Depuis, les groupes haïtiens, comme les groupes d’autres organismes, ont grandement développé leur compétence à répondre aux besoins de leurs participantes et participants. Ils ont entre autres mis sur pied des entreprises d’économie solidaire, donné de la formation à l’emploi, des cours de créole pour les jeunes et toutes personnes intéressées et ils ont mis sur pied un nombre incalculable de projets.
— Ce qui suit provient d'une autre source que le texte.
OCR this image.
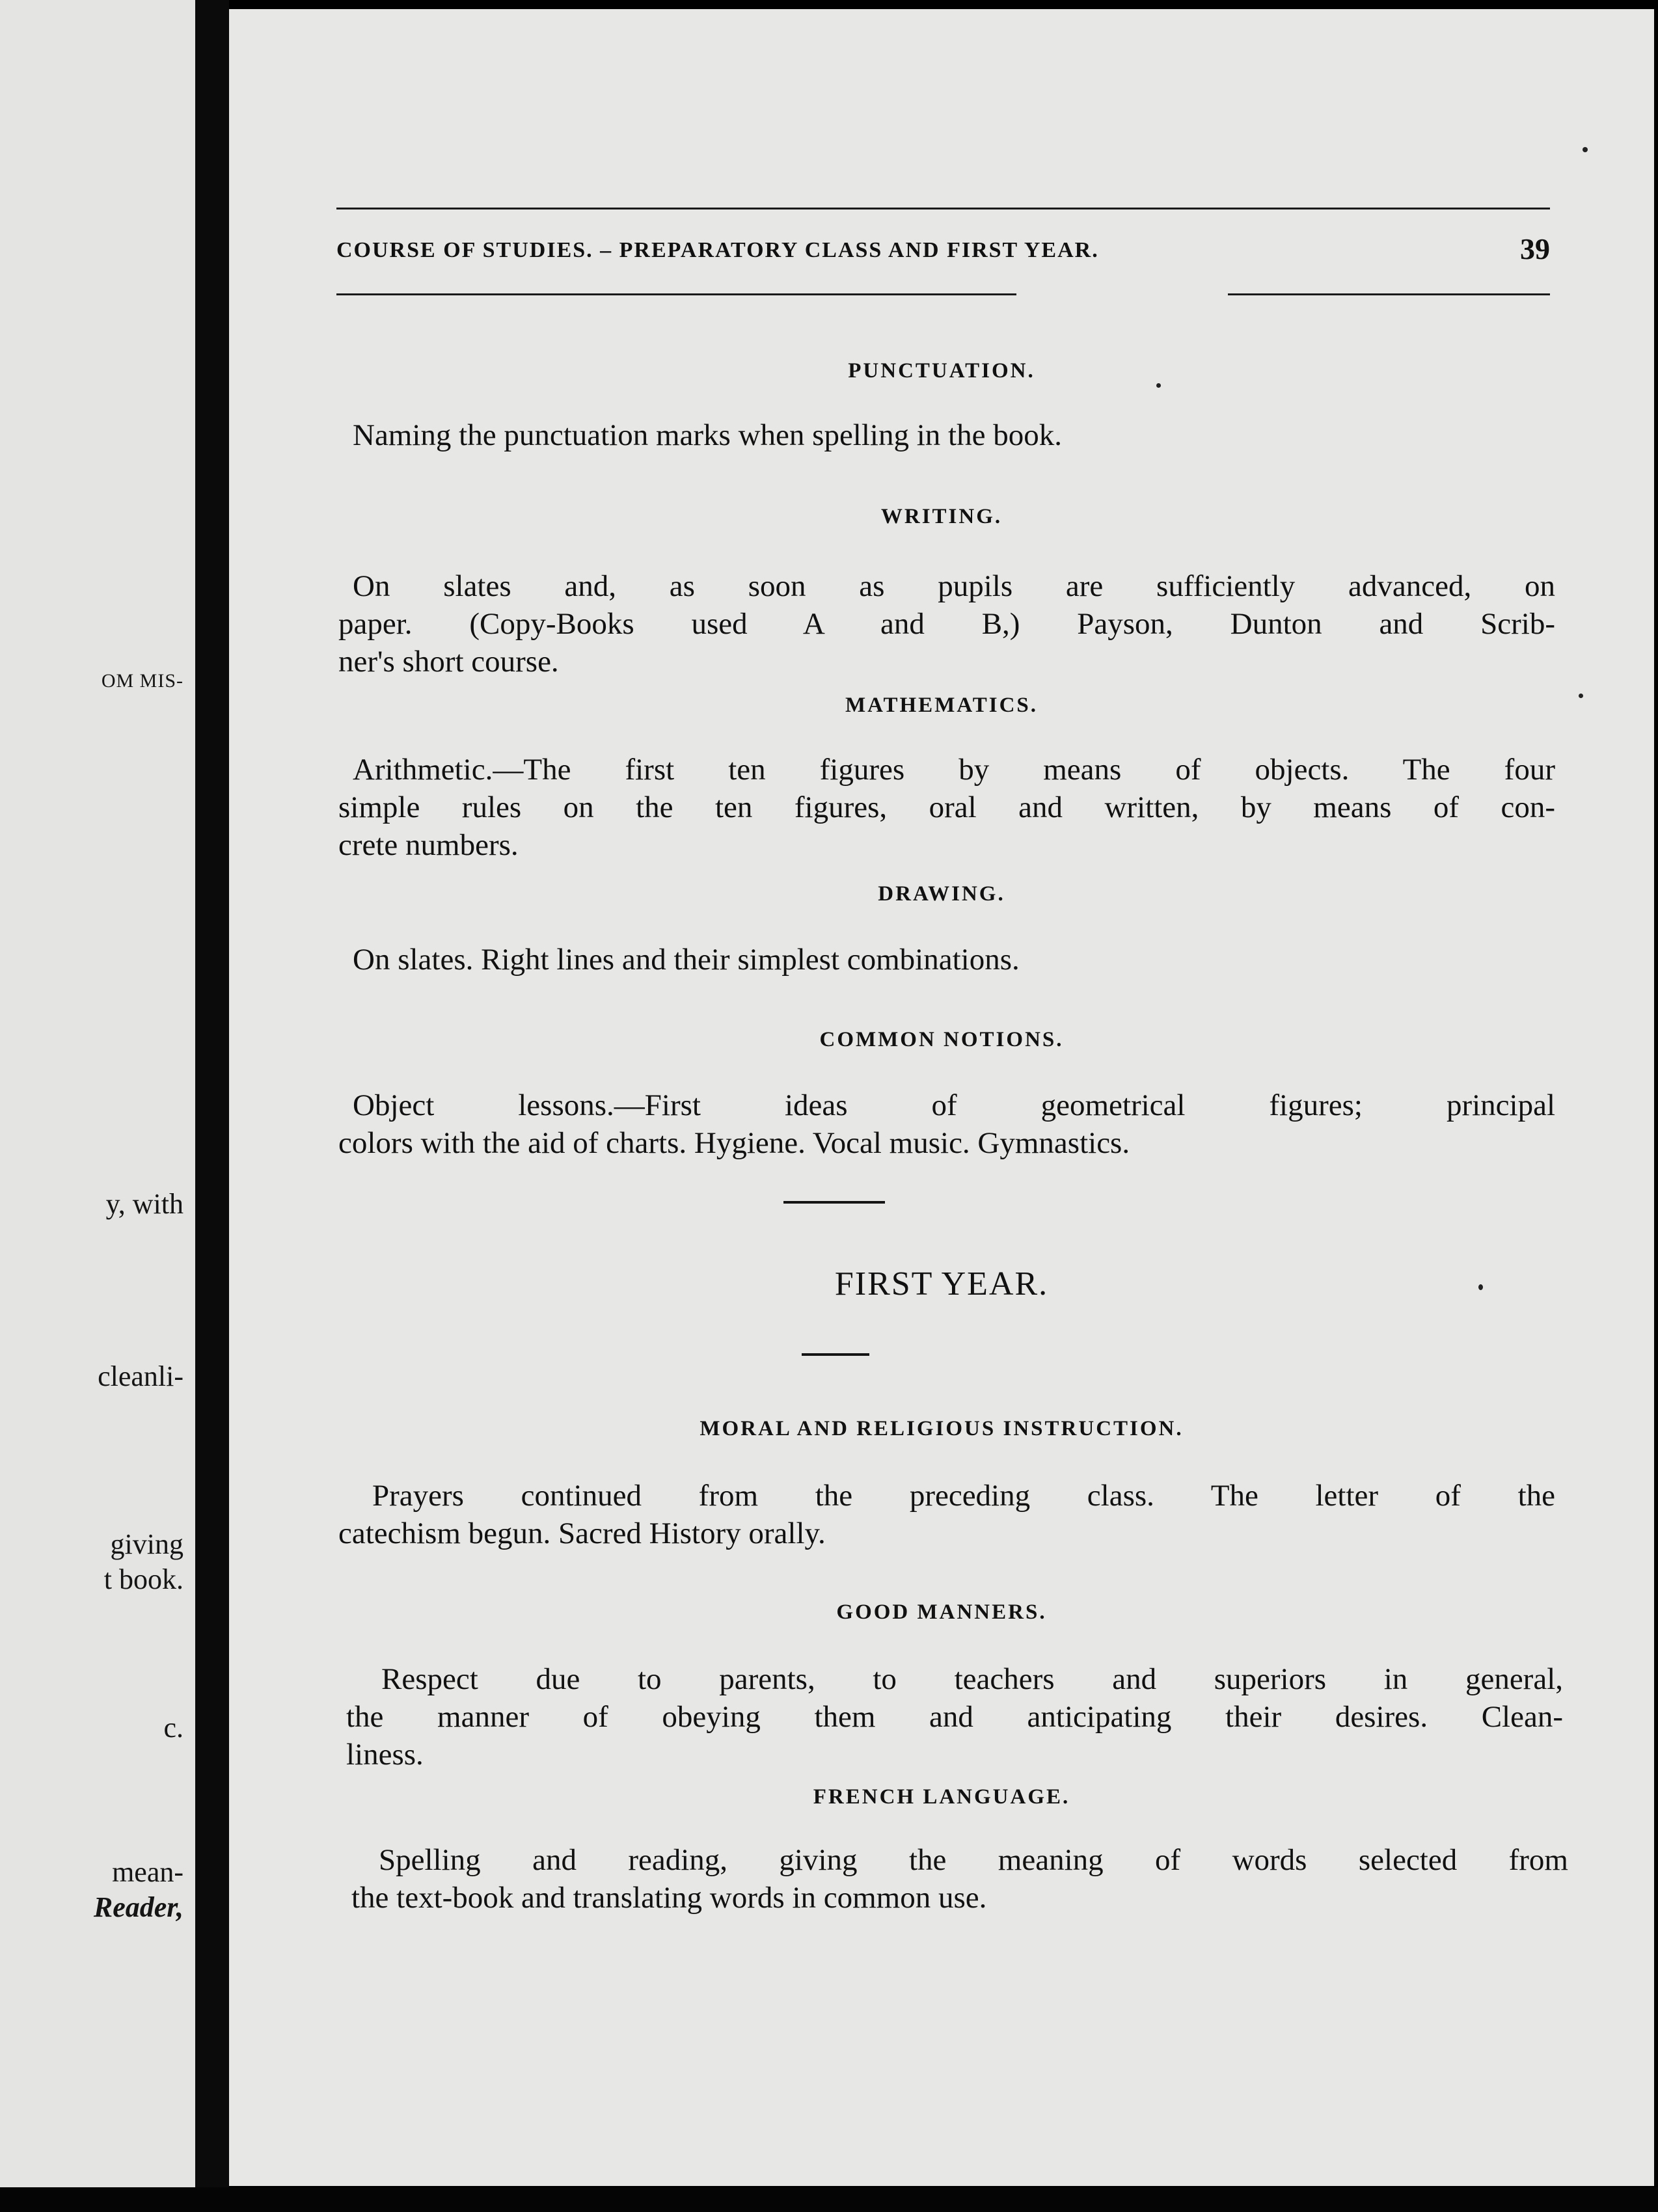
OM MIS-
y, with
cleanli-
giving
t book.
c.
mean-
Reader,
COURSE OF STUDIES. – PREPARATORY CLASS AND FIRST YEAR.	39
PUNCTUATION.
Naming the punctuation marks when spelling in the book.
WRITING.
On slates and, as soon as pupils are sufficiently advanced, on
paper. (Copy-Books used A and B,) Payson, Dunton and Scrib-
ner's short course.
MATHEMATICS.
Arithmetic.—The first ten figures by means of objects. The four
simple rules on the ten figures, oral and written, by means of con-
crete numbers.
DRAWING.
On slates. Right lines and their simplest combinations.
COMMON NOTIONS.
Object lessons.—First ideas of geometrical figures; principal
colors with the aid of charts. Hygiene. Vocal music. Gymnastics.
FIRST YEAR.
MORAL AND RELIGIOUS INSTRUCTION.
Prayers continued from the preceding class. The letter of the
catechism begun. Sacred History orally.
GOOD MANNERS.
Respect due to parents, to teachers and superiors in general,
the manner of obeying them and anticipating their desires. Clean-
liness.
FRENCH LANGUAGE.
Spelling and reading, giving the meaning of words selected from
the text-book and translating words in common use.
Pour terminer avec le portrait de la communauté haïtienne de Montréal, il faut savoir qu’après le départ de Duvalier d’Haïti, les pasteurs sont arrivés au Québec en grand nombre de 1986 à 1990 et ont changé petit à petit le visage de la communauté haïtienne montréalaise. Les sectes protestantes se sont multipliées. Ces pasteurs se sont présentés comme des gurus et ont offert des services nécessaires (enseignement de l’écrit, mais à partir de la Bible, enseignement de l’anglais avec le rap pour les jeunes, etc.). Sans nécessairement être mal intentionnés, ils ont répondu à la quête de sens et au besoin d’appartenance et de sécurité d’un grand nombre. Mais les gens se sont ainsi trouvés sous l’emprise de petites communautés religieuses, ce qui a contribué à leur isolement du reste de la société, à l’éclatement de la communauté et à l’effritement de son tissu social. Plusieurs personnes interviewées ont tenu à signaler que plus le tissu social s’effrite, plus il y a une montée de la droite et plus il est alors difficile de faire sortir les gens, pour soutenir une cause par exemple10.

10 Plusieurs articles ont été écrits sur le sujet dansLe Monde alphabétique, notamment : Luigi SPADARI, « L’alphabétisation et les personnes immigrantes? », Le Monde alphabétique, no 21, printemps 2010.